Nowadays, private morals have been made less relevant in public life. The West relies upon external rather than internal restraints. The hope is that institutional checks and balances will control those who are in power rather than self-imposed ethical limits. But rules and regulations can only go so far and no further in catching unethical business/political practices. To work effectively, good institutions should be strengthened by matching moral values held by the majority of the population.
Gandhi considered as futile the modern quest of trying to make institutions so perfect that they would obviate the need for the individual to be good. A person in public life has to be a person of character exercising self-restraint all the time. Gandhi believed in self-imposed internal ethical control as against institutional restraints imposed from the outside by society on one’s behaviour, especially when in public life. Gandhi emphasises moral and individual change as necessary for social and economic change. He said:
Unfortunately a belief has today sprung up that one's private character has nothing to do with one's public activities. This superstition must go. Our public workers must set about the task of reforming society by reforming themselves first. This spiritual weapon of self purification, intangible as seems, is the most potent means for revolutionising one's environment and for loosening external shackles.

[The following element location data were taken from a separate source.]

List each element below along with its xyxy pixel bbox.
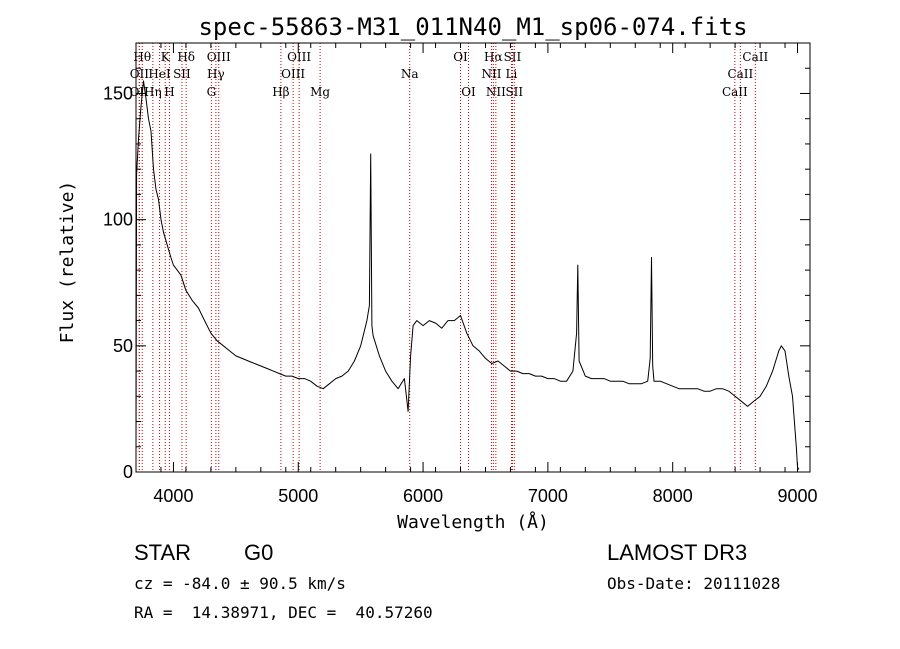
line-label-24: OI — [461, 85, 476, 99]
plot-frame — [135, 42, 811, 473]
obs-date: Obs-Date: 20111028 — [607, 574, 781, 593]
line-label-3: OIII — [207, 50, 231, 64]
line-label-23: Mg — [310, 85, 330, 99]
spectrum-series — [135, 80, 800, 470]
line-label-19: Hη — [144, 85, 162, 99]
survey-name: LAMOST DR3 — [607, 540, 748, 565]
y-axis-label: Flux (relative) — [57, 181, 78, 344]
redshift-text: cz = -84.0 ± 90.5 km/s — [134, 574, 346, 593]
line-label-12: Hγ — [207, 67, 225, 81]
line-label-4: OIII — [287, 50, 311, 64]
line-label-27: CaII — [722, 85, 748, 99]
line-label-10: HeI — [148, 67, 171, 81]
x-axis-label: Wavelength (Å) — [397, 511, 549, 533]
x-tick-label-3: 7000 — [528, 486, 568, 506]
y-tick-label-3: 150 — [103, 83, 133, 103]
line-label-20: H — [164, 85, 174, 99]
line-label-2: Hδ — [177, 50, 195, 64]
line-label-1: K — [161, 50, 171, 64]
line-label-15: NII — [481, 67, 501, 81]
chart-title: spec-55863-M31_011N40_M1_sp06-074.fits — [198, 13, 747, 41]
y-tick-label-2: 100 — [103, 210, 133, 230]
coordinates: RA = 14.38971, DEC = 40.57260 — [134, 603, 433, 622]
y-tick-label-0: 0 — [123, 462, 133, 482]
line-label-8: CaII — [742, 50, 768, 64]
line-label-21: G — [207, 85, 217, 99]
x-tick-label-1: 5000 — [278, 486, 318, 506]
line-label-6: Hα — [484, 50, 503, 64]
line-label-0: Hθ — [133, 50, 151, 64]
spectrum-line — [135, 80, 800, 470]
line-label-26: SII — [505, 85, 523, 99]
spectral-subclass: G0 — [244, 540, 274, 565]
x-tick-label-0: 4000 — [153, 486, 193, 506]
x-tick-label-5: 9000 — [777, 486, 817, 506]
x-tick-label-2: 6000 — [403, 486, 443, 506]
axis-ticks: 4000 5000 6000 7000 8000 9000 0 50 100 150 — [103, 42, 818, 506]
x-tick-label-4: 8000 — [653, 486, 693, 506]
line-label-7: SII — [504, 50, 522, 64]
line-label-17: CaII — [727, 67, 753, 81]
line-label-16: Li — [506, 67, 518, 81]
line-label-25: NII — [486, 85, 506, 99]
line-label-5: OI — [453, 50, 468, 64]
line-label-14: Na — [401, 67, 419, 81]
object-class: STAR — [134, 540, 192, 565]
line-label-13: OIII — [281, 67, 305, 81]
line-label-11: SII — [173, 67, 191, 81]
y-tick-label-1: 50 — [113, 336, 133, 356]
line-label-22: Hβ — [272, 85, 289, 99]
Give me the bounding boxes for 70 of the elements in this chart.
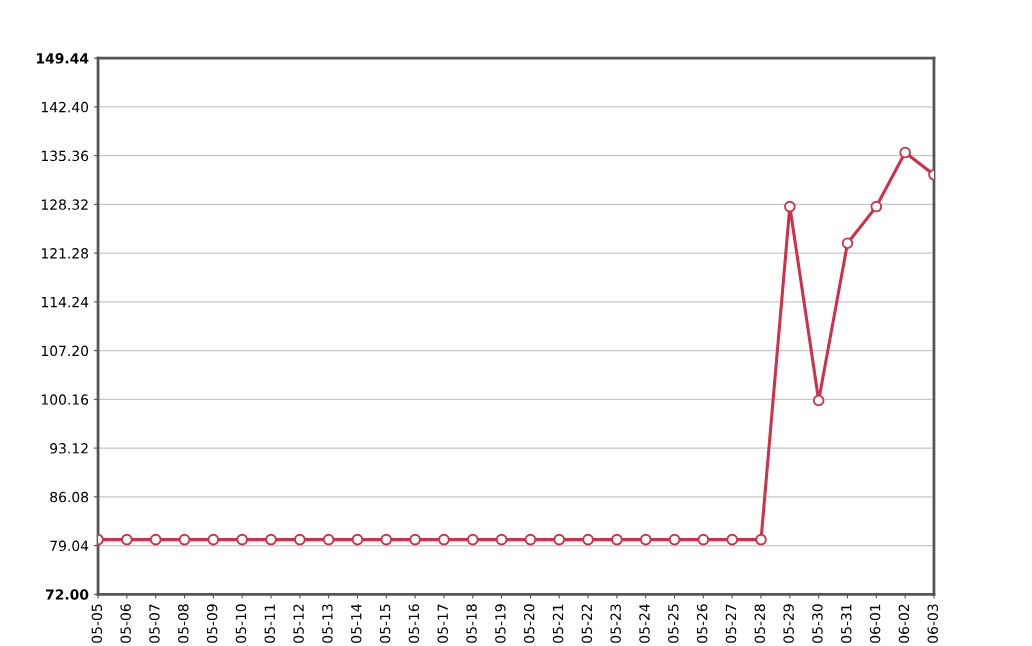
y-tick-label: 86.08 <box>50 491 89 503</box>
x-tick-label: 05-19 <box>495 604 506 643</box>
x-tick-label: 05-25 <box>668 604 679 643</box>
x-tick-label: 05-07 <box>149 604 160 643</box>
point <box>784 200 796 213</box>
point <box>409 533 421 546</box>
x-tick-label: 05-13 <box>322 604 333 643</box>
point <box>294 533 306 546</box>
point <box>611 533 623 546</box>
point <box>870 200 883 213</box>
y-tick-label: 93.12 <box>50 443 88 454</box>
x-tick-label: 05-18 <box>466 604 477 643</box>
point <box>178 533 191 546</box>
x-tick-label: 05-30 <box>812 604 823 643</box>
point <box>495 533 508 546</box>
x-tick-label: 05-08 <box>178 604 189 643</box>
x-tick-label: 05-17 <box>437 604 448 643</box>
point <box>755 533 767 546</box>
point <box>351 533 364 546</box>
point <box>639 533 652 546</box>
y-tick-label: 149.44 <box>36 53 89 64</box>
point <box>380 533 393 546</box>
y-tick-label: 121.28 <box>41 248 89 259</box>
point <box>265 533 277 546</box>
point <box>466 533 479 546</box>
point <box>668 533 681 546</box>
x-tick-label: 06-02 <box>898 604 910 643</box>
x-tick-label: 05-24 <box>639 604 650 643</box>
x-tick-label: 05-10 <box>235 604 247 643</box>
point <box>812 394 825 407</box>
x-tick-label: 05-06 <box>120 604 131 643</box>
point <box>149 533 162 546</box>
point <box>841 237 854 250</box>
x-tick-label: 05-20 <box>523 604 535 643</box>
x-tick-label: 05-09 <box>206 604 218 643</box>
x-tick-label: 05-23 <box>610 604 621 643</box>
x-tick-label: 05-27 <box>725 604 737 643</box>
point <box>899 146 911 159</box>
x-tick-label: 05-21 <box>552 604 564 643</box>
y-tick-label: 128.32 <box>41 199 88 210</box>
y-tick-label: 107.20 <box>41 345 89 357</box>
x-tick-label: 05-05 <box>91 604 103 643</box>
x-tick-label: 05-29 <box>783 604 794 643</box>
y-tick-label: 72.00 <box>46 589 89 600</box>
point <box>582 533 594 546</box>
x-tick-label: 05-22 <box>581 604 593 643</box>
y-tick-label: 114.24 <box>41 296 89 308</box>
x-tick-label: 05-31 <box>841 604 852 643</box>
x-tick-label: 05-14 <box>350 604 362 643</box>
point <box>697 533 710 546</box>
point <box>236 533 248 546</box>
point <box>322 533 335 546</box>
point <box>553 533 566 546</box>
point <box>524 533 537 546</box>
point <box>438 533 450 546</box>
x-tick-label: 05-26 <box>696 604 708 643</box>
x-tick-label: 05-28 <box>754 604 766 643</box>
point <box>121 533 133 546</box>
x-tick-label: 05-16 <box>408 604 420 643</box>
x-tick-label: 05-15 <box>379 604 391 643</box>
x-tick-label: 06-03 <box>927 604 938 643</box>
point <box>207 533 220 546</box>
x-tick-label: 05-12 <box>293 604 304 643</box>
y-tick-label: 100.16 <box>41 394 89 405</box>
y-tick-label: 79.04 <box>50 540 89 552</box>
x-tick-label: 05-11 <box>264 604 276 643</box>
y-tick-label: 142.40 <box>41 101 89 113</box>
y-tick-label: 135.36 <box>41 150 89 162</box>
x-tick-label: 06-01 <box>869 604 881 643</box>
point <box>726 533 738 546</box>
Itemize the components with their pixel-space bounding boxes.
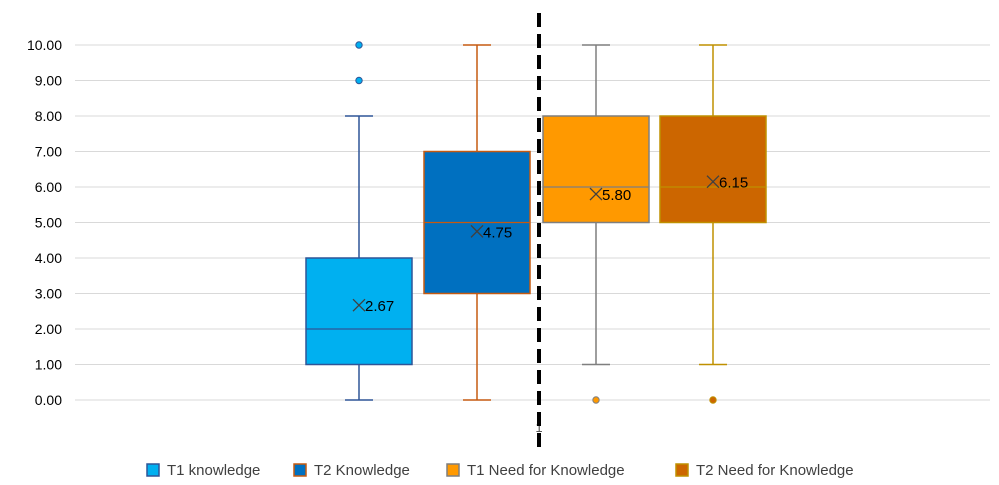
box-t1-knowledge: [305, 257, 413, 366]
outlier-point-t2-need-for-knowledge: [709, 396, 717, 404]
mean-marker-t2-knowledge: [470, 224, 484, 238]
mean-marker-t1-need-for-knowledge: [589, 187, 603, 201]
legend-label-t1-need-for-knowledge: T1 Need for Knowledge: [467, 462, 625, 479]
box-t2-need-for-knowledge: [659, 115, 767, 224]
legend-swatch-t2-need-for-knowledge: [675, 463, 689, 477]
legend-swatch-t1-knowledge: [146, 463, 160, 477]
mean-marker-t2-need-for-knowledge: [706, 175, 720, 189]
mean-label-t1-need-for-knowledge: 5.80: [602, 187, 631, 204]
legend-label-t2-need-for-knowledge: T2 Need for Knowledge: [696, 462, 854, 479]
y-tick-label: 5.00: [35, 215, 62, 231]
y-tick-label: 4.00: [35, 250, 62, 266]
y-tick-label: 7.00: [35, 144, 62, 160]
mean-label-t2-knowledge: 4.75: [483, 224, 512, 241]
y-tick-label: 6.00: [35, 179, 62, 195]
mean-label-t1-knowledge: 2.67: [365, 298, 394, 315]
y-tick-label: 0.00: [35, 392, 62, 408]
legend-label-t1-knowledge: T1 knowledge: [167, 462, 260, 479]
y-tick-label: 9.00: [35, 73, 62, 89]
mean-label-t2-need-for-knowledge: 6.15: [719, 175, 748, 192]
y-tick-label: 3.00: [35, 286, 62, 302]
legend-label-t2-knowledge: T2 Knowledge: [314, 462, 410, 479]
legend-swatch-t2-knowledge: [293, 463, 307, 477]
outlier-point-t1-need-for-knowledge: [592, 396, 600, 404]
y-tick-label: 10.00: [27, 37, 62, 53]
y-tick-label: 1.00: [35, 357, 62, 373]
mean-marker-t1-knowledge: [352, 298, 366, 312]
outlier-point-t1-knowledge: [355, 76, 363, 85]
outlier-point-t1-knowledge: [355, 41, 363, 49]
y-tick-label: 8.00: [35, 108, 62, 124]
x-category-label: 1: [535, 420, 542, 435]
y-tick-label: 2.00: [35, 321, 62, 337]
box-t1-need-for-knowledge: [542, 115, 650, 224]
legend-swatch-t1-need-for-knowledge: [446, 463, 460, 477]
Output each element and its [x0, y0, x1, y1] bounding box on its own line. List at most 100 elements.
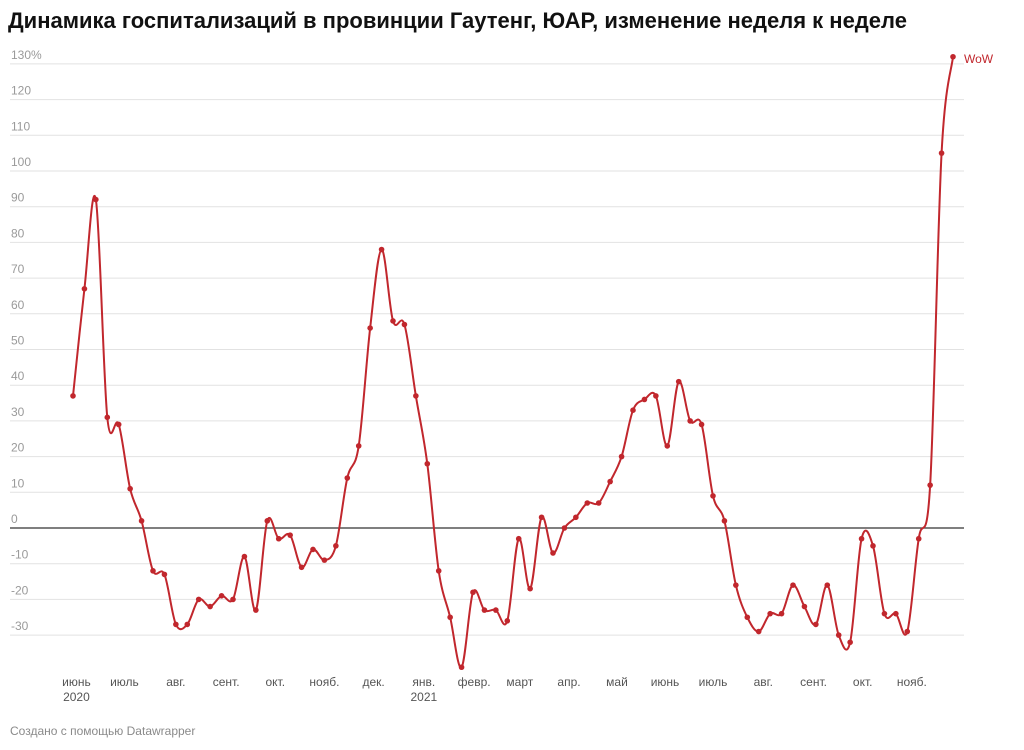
data-point	[195, 596, 202, 603]
x-tick-label: нояб.	[897, 675, 927, 689]
y-tick-label: 80	[11, 226, 25, 240]
y-tick-label: -20	[11, 583, 29, 597]
data-point	[675, 378, 682, 385]
data-point	[641, 396, 648, 403]
x-tick-label: сент.	[213, 675, 240, 689]
data-point	[493, 607, 499, 613]
y-tick-label: 50	[11, 334, 25, 348]
data-point	[653, 393, 659, 399]
data-point	[115, 421, 122, 428]
data-point	[595, 500, 602, 506]
data-point	[173, 621, 179, 628]
data-point	[401, 321, 408, 328]
data-point	[858, 535, 865, 542]
data-point	[138, 518, 145, 524]
data-point	[927, 482, 933, 488]
x-tick-label: июль	[699, 675, 728, 689]
x-tick-label: янв.	[412, 675, 435, 689]
y-tick-label: 10	[11, 476, 25, 490]
data-point	[275, 535, 282, 542]
data-point	[127, 485, 133, 492]
data-point	[81, 286, 88, 292]
y-tick-label: 120	[11, 84, 31, 98]
data-point	[104, 414, 111, 421]
data-point	[264, 518, 271, 524]
chart-title: Динамика госпитализаций в провинции Гаут…	[8, 8, 907, 33]
data-point	[161, 571, 168, 578]
data-point	[915, 535, 922, 542]
data-point	[790, 582, 796, 588]
data-point	[573, 514, 579, 521]
y-tick-label: 60	[11, 298, 25, 312]
data-point	[504, 618, 511, 624]
y-tick-label: 70	[11, 262, 25, 276]
data-point	[355, 443, 362, 449]
data-point	[150, 568, 156, 574]
x-tick-label: окт.	[853, 675, 873, 689]
data-point	[253, 607, 259, 613]
data-point	[618, 453, 625, 460]
data-point	[550, 550, 556, 556]
data-point	[424, 460, 431, 467]
data-point	[710, 493, 716, 499]
data-point	[813, 621, 819, 628]
data-point	[390, 318, 396, 324]
data-point	[241, 553, 248, 560]
data-point	[721, 518, 728, 524]
x-tick-label: март	[506, 675, 533, 689]
data-point	[218, 593, 225, 599]
x-tick-label: май	[606, 675, 628, 689]
data-point	[435, 568, 442, 574]
data-point	[378, 246, 385, 253]
footer-credit: Создано с помощью Datawrapper	[10, 724, 196, 738]
x-tick-label: дек.	[362, 675, 384, 689]
gridlines	[10, 63, 964, 636]
data-point	[881, 610, 888, 617]
data-point	[344, 475, 351, 481]
y-tick-label: 90	[11, 191, 25, 205]
x-tick-label: апр.	[557, 675, 580, 689]
series-wow: WoW	[70, 52, 994, 671]
y-tick-label: 20	[11, 441, 25, 455]
data-point	[767, 610, 773, 617]
data-point	[321, 557, 328, 563]
x-tick-label: июнь	[62, 675, 91, 689]
data-point	[527, 585, 533, 592]
data-point	[310, 546, 316, 553]
data-point	[481, 607, 488, 613]
data-point	[835, 632, 842, 638]
x-tick-label: февр.	[458, 675, 491, 689]
series-line	[72, 55, 954, 669]
data-point	[687, 418, 693, 424]
data-point	[367, 325, 373, 331]
y-axis: 130%1201101009080706050403020100-10-20-3…	[11, 48, 42, 633]
x-tick-label: окт.	[266, 675, 286, 689]
y-tick-label: 0	[11, 512, 18, 526]
data-point	[938, 150, 945, 156]
data-point	[607, 478, 613, 485]
y-tick-label: 130%	[11, 48, 42, 62]
x-tick-label: июль	[110, 675, 139, 689]
data-point	[778, 610, 785, 617]
x-tick-year-label: 2021	[411, 690, 438, 704]
data-point	[630, 407, 636, 413]
data-point	[470, 589, 476, 596]
data-point	[447, 614, 453, 621]
data-point	[744, 614, 751, 621]
data-point	[733, 582, 739, 588]
data-point	[561, 525, 568, 531]
y-tick-label: 110	[11, 119, 30, 133]
data-point	[184, 621, 191, 628]
x-tick-label: сент.	[800, 675, 827, 689]
data-point	[870, 543, 876, 549]
data-point	[515, 535, 522, 542]
data-point	[70, 393, 76, 399]
data-point	[950, 53, 956, 60]
data-point	[584, 500, 591, 506]
data-point	[298, 564, 305, 571]
x-tick-year-label: 2020	[63, 690, 90, 704]
x-tick-label: нояб.	[309, 675, 339, 689]
series-label: WoW	[964, 52, 994, 66]
y-tick-label: 30	[11, 405, 25, 419]
y-tick-label: 40	[11, 369, 25, 383]
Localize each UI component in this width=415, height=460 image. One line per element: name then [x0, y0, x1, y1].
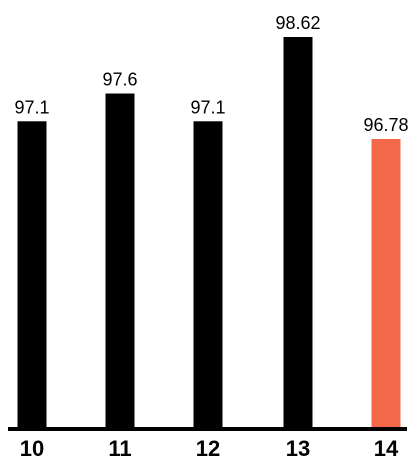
bar-10: [17, 121, 47, 430]
x-tick-label-11: 11: [108, 436, 131, 460]
bar-value-label-10: 97.1: [14, 97, 49, 117]
bar-11: [105, 93, 135, 429]
x-tick-label-12: 12: [196, 436, 220, 460]
x-tick-label-13: 13: [286, 436, 310, 460]
x-tick-label-14: 14: [374, 436, 399, 460]
bars-group: [17, 37, 401, 430]
bar-value-label-13: 98.62: [275, 13, 320, 33]
bar-value-label-11: 97.6: [102, 70, 137, 90]
bar-value-labels-group: 97.1 97.6 97.1 98.62 96.78: [14, 13, 408, 135]
bar-13: [283, 37, 313, 429]
x-tick-label-10: 10: [20, 436, 44, 460]
bar-12: [193, 121, 223, 430]
bar-value-label-12: 97.1: [190, 97, 225, 117]
bar-value-label-14: 96.78: [363, 115, 408, 135]
bar-14: [371, 139, 401, 429]
x-tick-labels-group: 10 11 12 13 14: [20, 436, 399, 460]
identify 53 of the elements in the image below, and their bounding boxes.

This reliance on inner strength rather than external institutional control was because Gandhi believed that such external controls are easily subverted resulting in the abuse of power that we see around us. Practicing self-restraint is more sustainable and irreversible. If a person has taken a conscious decision to be in public life, he or she has to exercise self-restraint in private behaviour. Both perfecing individuals and perfecting institutions are impossible tasks but Gandhi believed that the former was a better gamble.
What’s very important is that no amount of “good institutions” will stop people from cheating. No matter how well-designed rules are, and how good is the system of sanctions forcing people to follow the rules, if everybody is a rational agent maximising their own material benefits, the system will not work. Crooks will pay the cops to look the other way, while judges would decide in favour of who pays them more. Good institutions will only work when they are strengthened by appropriate values and preferences of the people who occupy them. In Anna Karenina, Leo Tolstoy wrote about what it means to be "honest":
. . . when they talk of an "honest" politician, an "honest" writer, an "honest" newspaper, an "honest" institution, an "honest" tendency, meaning not simply that the man or the institution is not dishonest, but that they are capable on occasion of taking a line of their own in opposition to the authorities.
How well a society functions depends on its package of social norms. Adam Smith said that it’s our automatic norm following — not our self-interest or our cool rational calculation of future consequences — that often makes us do the “right thing” and allows our societies to work. In the period leading up to the financial crisis, some asset managers on Wall Street and mortgage lenders who sold toxic assets knew they were toxic and were proud of their ability to exploit unsuspecting investors. Institutions like SEC, The Fed or the banks proved ineffective.
Two behaviours that have become devalued in modern times are guilt and shame. Feeling shame is about wanting to hide; feeling guilt is about wanting to make amends. Consistently ignoring the need to examine one’s own actions reduces the moral credibility needed to persuade others to make sacrifices to defend shared values. They reflect our judgments of our actions and the kind of person we think we are. These emotions tell us that there is something wrong in our lives and relationships that we must correct.